World of Warcraft’s famous floating quest complete icon

Realtime task-completed sounds and messages, floating icons, flashing objects, completion percentage bars, active-quest map markers all conspire to aid the player and spare them experimentation and failure.[6]

The modern RPG has evolved to adapt to expanding problem spaces in games and incorporated feedback systems designed to mitigate that expansion. Consequently, the quality of the challenges offered by modern RPGs has transformed as mnemotechnics proliferate, and design principles are converging on a very narrow model of player experience and fun. The player is effectively rendered as a task manager and information consumer rather than a questing adventurer. Questing, a purposive activity of inquiring into the given problem space of a game world is undermined when mediated by amnemonic game design (see fig.3).
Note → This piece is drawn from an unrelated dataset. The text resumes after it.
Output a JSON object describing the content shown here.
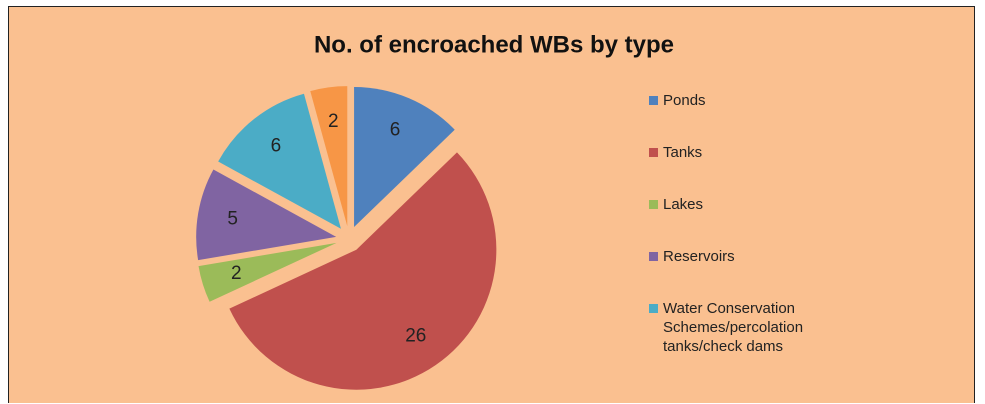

fig.3,  Schematization of Amnemonic Design

Forgetful Realms: Decline of the Questful Gamer?

This criticism of modern RPG design should not be understood as a call to return to the minimalism of QFG, or even to eliminate the use of the popular mnemotechnics that characterize bestselling games like TES4. The problem is not with aiding player memory, but in doing it so pervasively, and with no clear understanding of how the challenge and meaningfulness of questing is changed—how the pleasures of exploration, inquiry, and diegetic understanding can be undermined by poorly designed archive and feedback systems. Amnemonic design transforms quests into tasks and achievements, relegates diegetic reasoning and interpretation of lore to an option, and narrows the pleasure of inquiry to information collection. To be questful is to be “inclined to quest or search,” yet amnemonic design only affirms our inclinations to collect, achieve or complete—and to do so with maximum efficiency. Unfortunately, these values are also reinforced in our wider economy (material and informational) as well as the new media ecology generally. The growing interest in how technology addresses human memory (Ex. 1, 2, 3, 4) should inspire gamers to reflect on this aspect of contemporary gaming. This will be of particular concern to RPG gamers, since there is a close relationship between the way an RPG game addresses their memory and the kind and scope of the challenge and fun it affords them as players.
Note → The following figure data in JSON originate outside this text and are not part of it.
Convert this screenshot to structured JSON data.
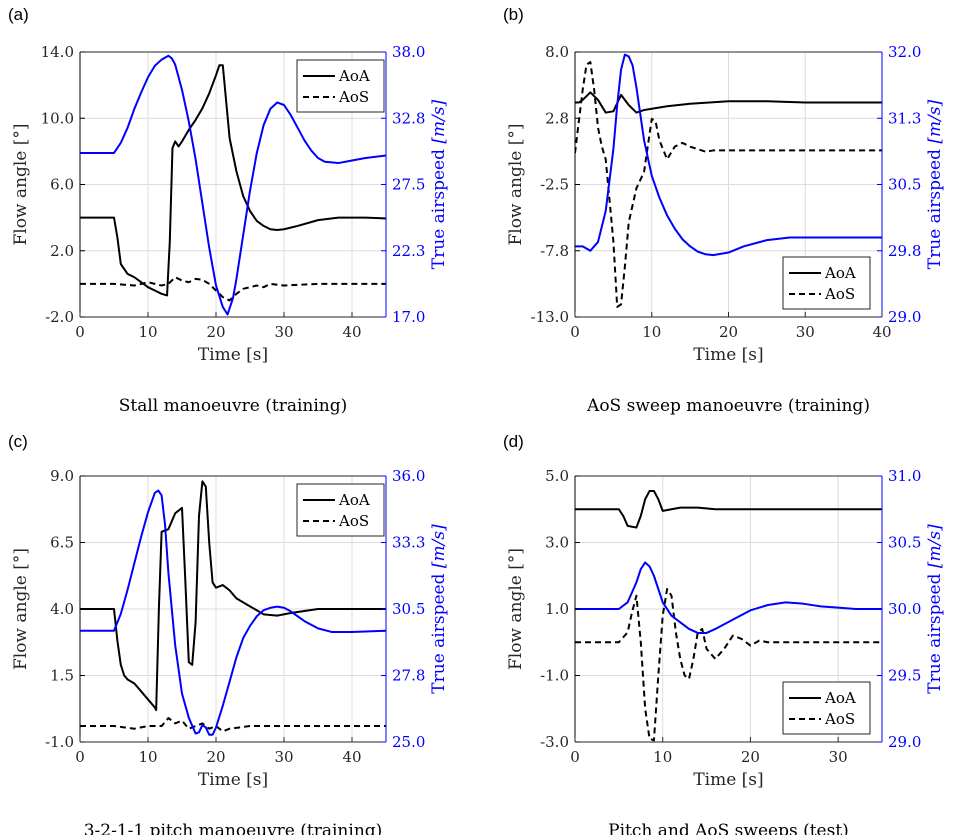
{
  "figure": {
    "accent_left": "#000000",
    "accent_right": "#0000ff",
    "grid_color": "#dcdcdc"
  },
  "chart_data": [
    {
      "panel": "(a)",
      "caption": "Stall manoeuvre (training)",
      "type": "line",
      "xlabel": "Time [s]",
      "ylabel_left": "Flow angle [°]",
      "ylabel_right": "True airspeed [m/s]",
      "xlim": [
        0,
        45
      ],
      "xticks": [
        0,
        10,
        20,
        30,
        40
      ],
      "xtick_labels": [
        "0",
        "10",
        "20",
        "30",
        "40"
      ],
      "ylim_left": [
        -2,
        14
      ],
      "yticks_left": [
        -2,
        2,
        6,
        10,
        14
      ],
      "ytick_labels_left": [
        "-2.0",
        "2.0",
        "6.0",
        "10.0",
        "14.0"
      ],
      "ylim_right": [
        17,
        38
      ],
      "yticks_right": [
        17,
        22.25,
        27.5,
        32.75,
        38
      ],
      "ytick_labels_right": [
        "17.0",
        "22.3",
        "27.5",
        "32.8",
        "38.0"
      ],
      "grid": true,
      "legend_position": "top-right",
      "series": [
        {
          "name": "AoA",
          "axis": "left",
          "style": "solid",
          "color": "#000000",
          "x": [
            0,
            5,
            5.5,
            6,
            7,
            8,
            9,
            10,
            11,
            12,
            12.8,
            13.2,
            13.6,
            14,
            14.5,
            15,
            16,
            17,
            18,
            19,
            20,
            20.5,
            21,
            21.5,
            22,
            23,
            24,
            25,
            26,
            27,
            28,
            29,
            30,
            32,
            35,
            38,
            40,
            42,
            45
          ],
          "y": [
            4.0,
            4.0,
            2.8,
            1.2,
            0.6,
            0.4,
            0.1,
            -0.2,
            -0.4,
            -0.6,
            -0.7,
            2.5,
            8.2,
            8.6,
            8.3,
            8.6,
            9.3,
            9.9,
            10.6,
            11.5,
            12.6,
            13.2,
            13.2,
            11.0,
            8.8,
            6.8,
            5.3,
            4.4,
            3.8,
            3.5,
            3.3,
            3.25,
            3.3,
            3.5,
            3.85,
            4.0,
            4.0,
            4.0,
            3.95
          ]
        },
        {
          "name": "AoS",
          "axis": "left",
          "style": "dashed",
          "color": "#000000",
          "x": [
            0,
            5,
            8,
            10,
            12,
            13,
            14,
            15,
            16,
            17,
            18,
            19,
            20,
            21,
            22,
            23,
            24,
            25,
            26,
            27,
            28,
            30,
            35,
            40,
            45
          ],
          "y": [
            0.0,
            0.0,
            -0.1,
            0.1,
            -0.1,
            0.0,
            0.4,
            0.2,
            0.1,
            0.3,
            0.25,
            0.0,
            -0.4,
            -0.8,
            -1.0,
            -0.6,
            -0.3,
            -0.2,
            -0.1,
            -0.2,
            0.0,
            -0.1,
            0.0,
            0.0,
            0.0
          ]
        },
        {
          "name": "True airspeed",
          "axis": "right",
          "style": "solid",
          "color": "#0000ff",
          "x": [
            0,
            5,
            6,
            7,
            8,
            9,
            10,
            11,
            12,
            13,
            13.5,
            14,
            15,
            16,
            17,
            18,
            19,
            20,
            21,
            21.7,
            22.5,
            23,
            24,
            25,
            26,
            27,
            28,
            29,
            30,
            31,
            32,
            33,
            34,
            35,
            36,
            38,
            40,
            42,
            45
          ],
          "y": [
            30.0,
            30.0,
            30.8,
            32.0,
            33.5,
            34.8,
            36.0,
            36.9,
            37.4,
            37.7,
            37.5,
            37.0,
            35.0,
            32.5,
            29.5,
            26.0,
            22.5,
            19.5,
            17.8,
            17.2,
            18.5,
            20.0,
            23.5,
            27.0,
            30.0,
            32.2,
            33.5,
            34.0,
            33.8,
            33.0,
            32.0,
            31.0,
            30.2,
            29.6,
            29.3,
            29.2,
            29.4,
            29.6,
            29.8
          ]
        }
      ]
    },
    {
      "panel": "(b)",
      "caption": "AoS sweep manoeuvre (training)",
      "type": "line",
      "xlabel": "Time [s]",
      "ylabel_left": "Flow angle [°]",
      "ylabel_right": "True airspeed [m/s]",
      "xlim": [
        0,
        40
      ],
      "xticks": [
        0,
        10,
        20,
        30,
        40
      ],
      "xtick_labels": [
        "0",
        "10",
        "20",
        "30",
        "40"
      ],
      "ylim_left": [
        -13,
        8
      ],
      "yticks_left": [
        -13,
        -7.75,
        -2.5,
        2.75,
        8
      ],
      "ytick_labels_left": [
        "-13.0",
        "-7.8",
        "-2.5",
        "2.8",
        "8.0"
      ],
      "ylim_right": [
        29,
        32
      ],
      "yticks_right": [
        29,
        29.75,
        30.5,
        31.25,
        32
      ],
      "ytick_labels_right": [
        "29.0",
        "29.8",
        "30.5",
        "31.3",
        "32.0"
      ],
      "grid": true,
      "legend_position": "bottom-right",
      "series": [
        {
          "name": "AoA",
          "axis": "left",
          "style": "solid",
          "color": "#000000",
          "x": [
            0,
            0.5,
            1,
            2,
            3,
            4,
            5,
            6,
            7,
            8,
            9,
            10,
            12,
            15,
            20,
            25,
            30,
            35,
            40
          ],
          "y": [
            4.0,
            4.0,
            4.2,
            4.8,
            4.2,
            3.2,
            3.3,
            4.6,
            3.8,
            3.2,
            3.4,
            3.5,
            3.7,
            3.9,
            4.1,
            4.1,
            4.0,
            4.0,
            4.0
          ]
        },
        {
          "name": "AoS",
          "axis": "left",
          "style": "dashed",
          "color": "#000000",
          "x": [
            0,
            0.5,
            1,
            1.5,
            2,
            2.5,
            3,
            3.5,
            4,
            5,
            5.5,
            6,
            6.5,
            7,
            8,
            9,
            10,
            10.5,
            11,
            12,
            13,
            14,
            15,
            16,
            17,
            18,
            20,
            25,
            30,
            35,
            40
          ],
          "y": [
            0.0,
            2.5,
            5.0,
            7.0,
            7.2,
            5.0,
            2.0,
            0.5,
            -0.5,
            -7.0,
            -12.2,
            -12.0,
            -9.0,
            -5.5,
            -2.8,
            -1.5,
            2.7,
            2.5,
            1.0,
            -0.5,
            0.5,
            0.8,
            0.5,
            0.3,
            0.1,
            0.2,
            0.2,
            0.2,
            0.2,
            0.2,
            0.2
          ]
        },
        {
          "name": "True airspeed",
          "axis": "right",
          "style": "solid",
          "color": "#0000ff",
          "x": [
            0,
            1,
            2,
            3,
            4,
            5,
            5.5,
            6,
            6.5,
            7,
            7.5,
            8,
            8.5,
            9,
            10,
            11,
            12,
            13,
            14,
            15,
            16,
            17,
            18,
            20,
            22,
            25,
            28,
            30,
            32,
            35,
            40
          ],
          "y": [
            29.8,
            29.8,
            29.75,
            29.85,
            30.2,
            30.9,
            31.4,
            31.8,
            31.97,
            31.95,
            31.85,
            31.6,
            31.3,
            31.0,
            30.6,
            30.35,
            30.15,
            30.0,
            29.88,
            29.8,
            29.74,
            29.71,
            29.7,
            29.73,
            29.8,
            29.87,
            29.9,
            29.9,
            29.9,
            29.9,
            29.9
          ]
        }
      ]
    },
    {
      "panel": "(c)",
      "caption": "3-2-1-1 pitch manoeuvre (training)",
      "type": "line",
      "xlabel": "Time [s]",
      "ylabel_left": "Flow angle [°]",
      "ylabel_right": "True airspeed [m/s]",
      "xlim": [
        0,
        45
      ],
      "xticks": [
        0,
        10,
        20,
        30,
        40
      ],
      "xtick_labels": [
        "0",
        "10",
        "20",
        "30",
        "40"
      ],
      "ylim_left": [
        -1,
        9
      ],
      "yticks_left": [
        -1,
        1.5,
        4,
        6.5,
        9
      ],
      "ytick_labels_left": [
        "-1.0",
        "1.5",
        "4.0",
        "6.5",
        "9.0"
      ],
      "ylim_right": [
        25,
        36
      ],
      "yticks_right": [
        25,
        27.75,
        30.5,
        33.25,
        36
      ],
      "ytick_labels_right": [
        "25.0",
        "27.8",
        "30.5",
        "33.3",
        "36.0"
      ],
      "grid": true,
      "legend_position": "top-right",
      "series": [
        {
          "name": "AoA",
          "axis": "left",
          "style": "solid",
          "color": "#000000",
          "x": [
            0,
            5,
            5.5,
            6,
            6.5,
            7,
            8,
            9,
            10,
            11,
            11.2,
            11.6,
            12,
            13,
            14,
            15,
            15.5,
            16,
            16.5,
            17,
            17.5,
            18,
            18.5,
            19,
            19.5,
            20,
            21,
            22,
            23,
            25,
            27,
            29,
            31,
            35,
            40,
            45
          ],
          "y": [
            4.0,
            4.0,
            2.8,
            1.9,
            1.5,
            1.35,
            1.2,
            0.9,
            0.6,
            0.3,
            0.2,
            4.0,
            6.9,
            7.0,
            7.6,
            7.8,
            5.0,
            2.0,
            1.9,
            3.5,
            7.5,
            8.8,
            8.6,
            6.5,
            5.0,
            4.8,
            4.9,
            4.7,
            4.4,
            4.1,
            3.8,
            3.75,
            3.85,
            4.0,
            4.0,
            4.0
          ]
        },
        {
          "name": "AoS",
          "axis": "left",
          "style": "dashed",
          "color": "#000000",
          "x": [
            0,
            5,
            8,
            10,
            12,
            13,
            14,
            15,
            16,
            17,
            18,
            19,
            20,
            21,
            22,
            25,
            30,
            35,
            40,
            45
          ],
          "y": [
            -0.4,
            -0.4,
            -0.5,
            -0.4,
            -0.4,
            -0.1,
            -0.3,
            -0.2,
            -0.5,
            -0.4,
            -0.3,
            -0.5,
            -0.4,
            -0.6,
            -0.5,
            -0.4,
            -0.4,
            -0.4,
            -0.4,
            -0.4
          ]
        },
        {
          "name": "True airspeed",
          "axis": "right",
          "style": "solid",
          "color": "#0000ff",
          "x": [
            0,
            5,
            6,
            7,
            8,
            9,
            10,
            11,
            11.5,
            12,
            12.5,
            13,
            14,
            15,
            16,
            17,
            17.5,
            18,
            18.5,
            19,
            19.5,
            20,
            21,
            22,
            23,
            24,
            25,
            26,
            27,
            28,
            29,
            30,
            31,
            32,
            33,
            34,
            35,
            37,
            40,
            45
          ],
          "y": [
            29.6,
            29.6,
            30.3,
            31.3,
            32.4,
            33.5,
            34.5,
            35.3,
            35.4,
            35.2,
            34.0,
            32.0,
            29.0,
            27.0,
            26.0,
            25.35,
            25.4,
            25.7,
            25.6,
            25.3,
            25.3,
            25.6,
            26.5,
            27.5,
            28.5,
            29.3,
            29.8,
            30.2,
            30.45,
            30.55,
            30.6,
            30.55,
            30.4,
            30.2,
            30.0,
            29.85,
            29.7,
            29.55,
            29.55,
            29.6
          ]
        }
      ]
    },
    {
      "panel": "(d)",
      "caption": "Pitch and AoS sweeps (test)",
      "type": "line",
      "xlabel": "Time [s]",
      "ylabel_left": "Flow angle [°]",
      "ylabel_right": "True airspeed [m/s]",
      "xlim": [
        0,
        35
      ],
      "xticks": [
        0,
        10,
        20,
        30
      ],
      "xtick_labels": [
        "0",
        "10",
        "20",
        "30"
      ],
      "ylim_left": [
        -3,
        5
      ],
      "yticks_left": [
        -3,
        -1,
        1,
        3,
        5
      ],
      "ytick_labels_left": [
        "-3.0",
        "-1.0",
        "1.0",
        "3.0",
        "5.0"
      ],
      "ylim_right": [
        29,
        31
      ],
      "yticks_right": [
        29,
        29.5,
        30,
        30.5,
        31
      ],
      "ytick_labels_right": [
        "29.0",
        "29.5",
        "30.0",
        "30.5",
        "31.0"
      ],
      "grid": true,
      "legend_position": "bottom-right",
      "series": [
        {
          "name": "AoA",
          "axis": "left",
          "style": "solid",
          "color": "#000000",
          "x": [
            0,
            5,
            5.5,
            6,
            7,
            7.5,
            8,
            8.5,
            9,
            9.5,
            10,
            11,
            12,
            14,
            16,
            20,
            25,
            30,
            35
          ],
          "y": [
            4.0,
            4.0,
            3.8,
            3.5,
            3.45,
            3.8,
            4.3,
            4.55,
            4.55,
            4.3,
            3.95,
            4.0,
            4.05,
            4.05,
            4.0,
            4.0,
            4.0,
            4.0,
            4.0
          ]
        },
        {
          "name": "AoS",
          "axis": "left",
          "style": "dashed",
          "color": "#000000",
          "x": [
            0,
            5,
            6,
            6.5,
            7,
            7.5,
            8,
            8.5,
            9,
            9.5,
            10,
            10.5,
            11,
            11.5,
            12,
            12.5,
            13,
            13.5,
            14,
            14.5,
            15,
            16,
            17,
            18,
            19,
            20,
            21,
            22,
            25,
            30,
            35
          ],
          "y": [
            0.0,
            0.0,
            0.3,
            0.9,
            1.4,
            0.0,
            -2.0,
            -2.9,
            -2.95,
            -1.0,
            0.8,
            1.6,
            1.4,
            0.3,
            -0.5,
            -1.0,
            -1.1,
            -0.5,
            0.3,
            0.4,
            -0.2,
            -0.5,
            -0.2,
            0.2,
            0.1,
            -0.1,
            0.05,
            0.0,
            0.0,
            0.0,
            0.0
          ]
        },
        {
          "name": "True airspeed",
          "axis": "right",
          "style": "solid",
          "color": "#0000ff",
          "x": [
            0,
            5,
            6,
            7,
            7.5,
            8,
            8.5,
            9,
            10,
            11,
            12,
            13,
            14,
            15,
            16,
            18,
            20,
            22,
            24,
            26,
            28,
            30,
            32,
            35
          ],
          "y": [
            30.0,
            30.0,
            30.05,
            30.2,
            30.3,
            30.35,
            30.32,
            30.25,
            30.05,
            29.95,
            29.9,
            29.85,
            29.82,
            29.82,
            29.85,
            29.92,
            29.99,
            30.03,
            30.05,
            30.04,
            30.02,
            30.01,
            30.0,
            30.0
          ]
        }
      ]
    }
  ]
}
[1] The extent to which we actually should be worried depends on the importance we place on complex reasoning on ideas that are irreducible to representation as information, data, images, etc. This concern is similar to Plato’s concern about writing as a replacement for memory.

[2]By “unaided” I mean that there are no aspects of the interface or gameplay that consistently guide, cue, or remind the player of things they should do or understand in the fictional game world.

[3]The concept of “the problem space” of a game was introduced to me by my colleague Eliot Hemingway who has taught a few courses on games and difficulty.

[4]This is a complicated relationship. Better memory technology opens up possible game world expansion, but better graphics capabilities always constrain the expansion by requiring more design work be put into content. The apex of RPG game world expansion seems to have plateaued as the industry reacts to the time economy of players who increasingly desire easier and more modular gaming sessions.

[5]This is often seen as good game design (without any qualification) since the frustrations of learning the game interface are also mitigated by this technique, especially for first-time players.

[6]It is not that any of these mnemomtechnics are categorically bad, but rather that their inclusion is becoming obligatory and detached from any reflection on how they might affect the kind of experience and challenge the game seeks to foster.